Nor is it hard to defend the Civil Service as currently constituted. Since forever, or so it seems, it has been regarded as setting the gold standard for government administration around the world. Among the strands contributing to that reputation are unimpeachable integrity, utter discretion, and the social polish and breadth of knowledge associated with an elite – probably Oxbridge – education.
But the chief reason, it is always said, why the Civil Service is so envied is the consistency that stems from its political impartiality. The job of a civil servant is to tender advice about implementing policies, based on practicalities, legality and likely repercussions. The idea is that ministers should have all the pertinent facts before they take the political decision – which is theirs, and theirs alone. Because the civil servant has no political, or financial, interest in the outcome, so the argument continues, the minister receives the best and most authoritative advice.
Especially favourable comparisons have been drawn between the British model and practice in the United States, where most top civil servants are political appointees who commonly change with the administration. A new US administration – President Obama's was a case in point – can waste months recruiting officials, only to be plagued by inexperience and an absence of collective memory. A new UK government, in contrast, hits the ground running, as the permanent Civil Service knuckles down to serve its new masters as efficiently and impartially as it did the old.
That, at least, is the theory. But the reality, as many a ministerial memoir testifies, can be too close for comfort to the bureaucratic excesses lampooned in the satirical Yes, Minister. The much-vaunted impartiality of the Civil Service may produce a fence-sitting mentality that fosters the retention of the status quo. It is not only ministers of the present Coalition who complain that their civil servants can be more obstructive than constructive when it comes to policy changes for which there is an electoral mandate. Such complaints go back at least as far as Margaret Thatcher.
It may be that ministers are not determined enough in pursuit of their policies, or unduly cowed by the experience of their top civil servants. Or it may be that some, if not all, of the strictures voiced by civil servants in relation to certain innovations are justified.

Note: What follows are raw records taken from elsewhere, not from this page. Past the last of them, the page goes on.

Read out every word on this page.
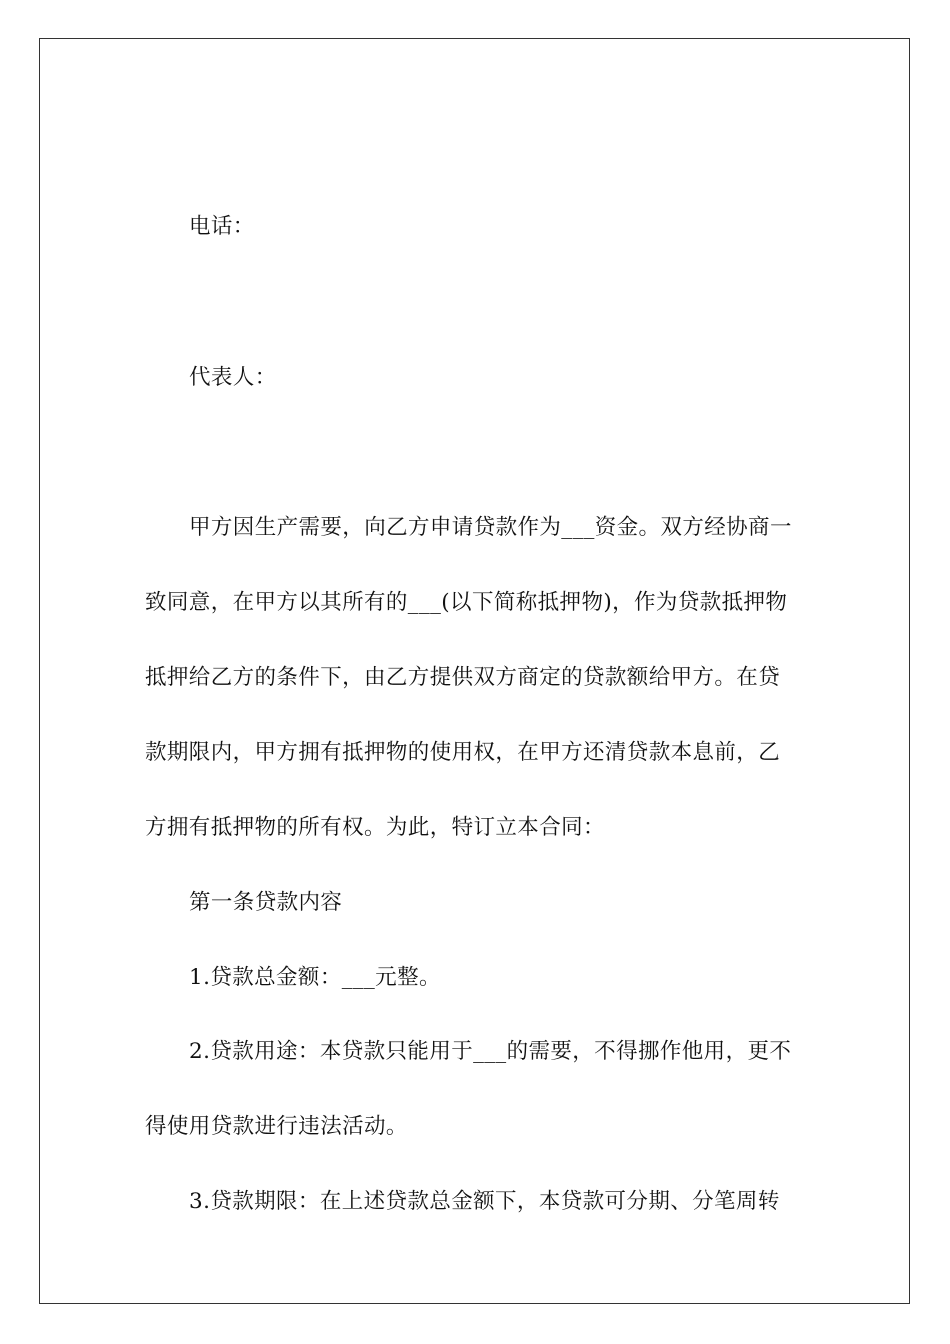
电话：
代表人：
甲方因生产需要，向乙方申请贷款作为___资金。双方经协商一
致同意，在甲方以其所有的___(以下简称抵押物)，作为贷款抵押物
抵押给乙方的条件下，由乙方提供双方商定的贷款额给甲方。在贷
款期限内，甲方拥有抵押物的使用权，在甲方还清贷款本息前，乙
方拥有抵押物的所有权。为此，特订立本合同：
第一条贷款内容
1.贷款总金额：___元整。
2.贷款用途：本贷款只能用于___的需要，不得挪作他用，更不
得使用贷款进行违法活动。
3.贷款期限：在上述贷款总金额下，本贷款可分期、分笔周转
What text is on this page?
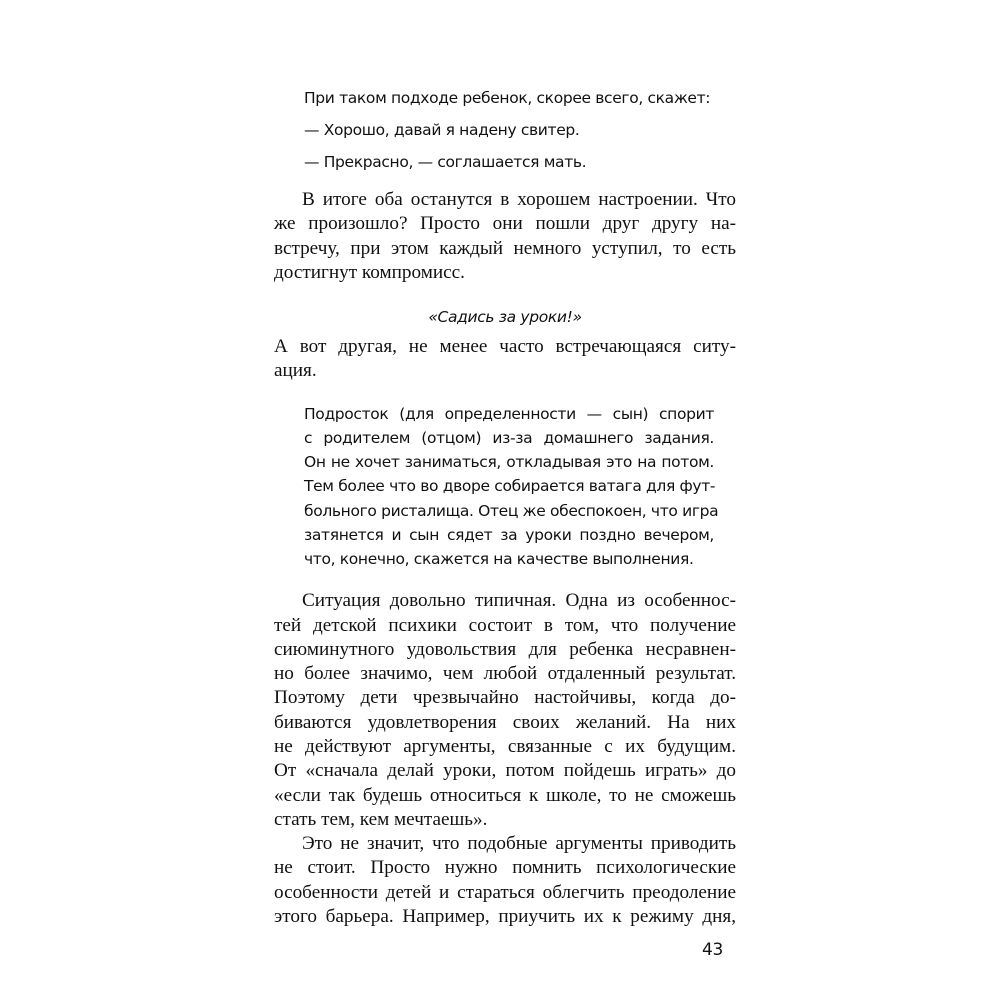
При таком подходе ребенок, скорее всего, скажет:
— Хорошо, давай я надену свитер.
— Прекрасно, — соглашается мать.
В итоге оба останутся в хорошем настроении. Что
же произошло? Просто они пошли друг другу на-
встречу, при этом каждый немного уступил, то есть
достигнут компромисс.
«Садись за уроки!»
А вот другая, не менее часто встречающаяся ситу-
ация.
Подросток (для определенности — сын) спорит
с родителем (отцом) из-за домашнего задания.
Он не хочет заниматься, откладывая это на потом.
Тем более что во дворе собирается ватага для фут-
больного ристалища. Отец же обеспокоен, что игра
затянется и сын сядет за уроки поздно вечером,
что, конечно, скажется на качестве выполнения.
Ситуация довольно типичная. Одна из особеннос-
тей детской психики состоит в том, что получение
сиюминутного удовольствия для ребенка несравнен-
но более значимо, чем любой отдаленный результат.
Поэтому дети чрезвычайно настойчивы, когда до-
биваются удовлетворения своих желаний. На них
не действуют аргументы, связанные с их будущим.
От «сначала делай уроки, потом пойдешь играть» до
«если так будешь относиться к школе, то не сможешь
стать тем, кем мечтаешь».
Это не значит, что подобные аргументы приводить
не стоит. Просто нужно помнить психологические
особенности детей и стараться облегчить преодоление
этого барьера. Например, приучить их к режиму дня,
43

But the repeated ministerial complaints suggest it may also be time to question whether some hitherto sacred tenets of the Civil Service are still conducive to good government in today's world.
The millions spent by government departments on outside consultants shows that there may be skills the Civil Service recruitment process has missed. Ditto the overspending in military procurement and the failure of big computer projects, from the NHS to e-borders. After three decades of deregulation, and with more localisation to come, it may also be that the Civil Service requires more expert regulators and fewer old-style administrators.
The Government, any government, is quite right to review the way its support services function and ask whether other countries might not do things better. But if the study, led by the Cabinet Office minister, Francis Maude, favours change, ministers will need to gird themselves for the battle of wills to come.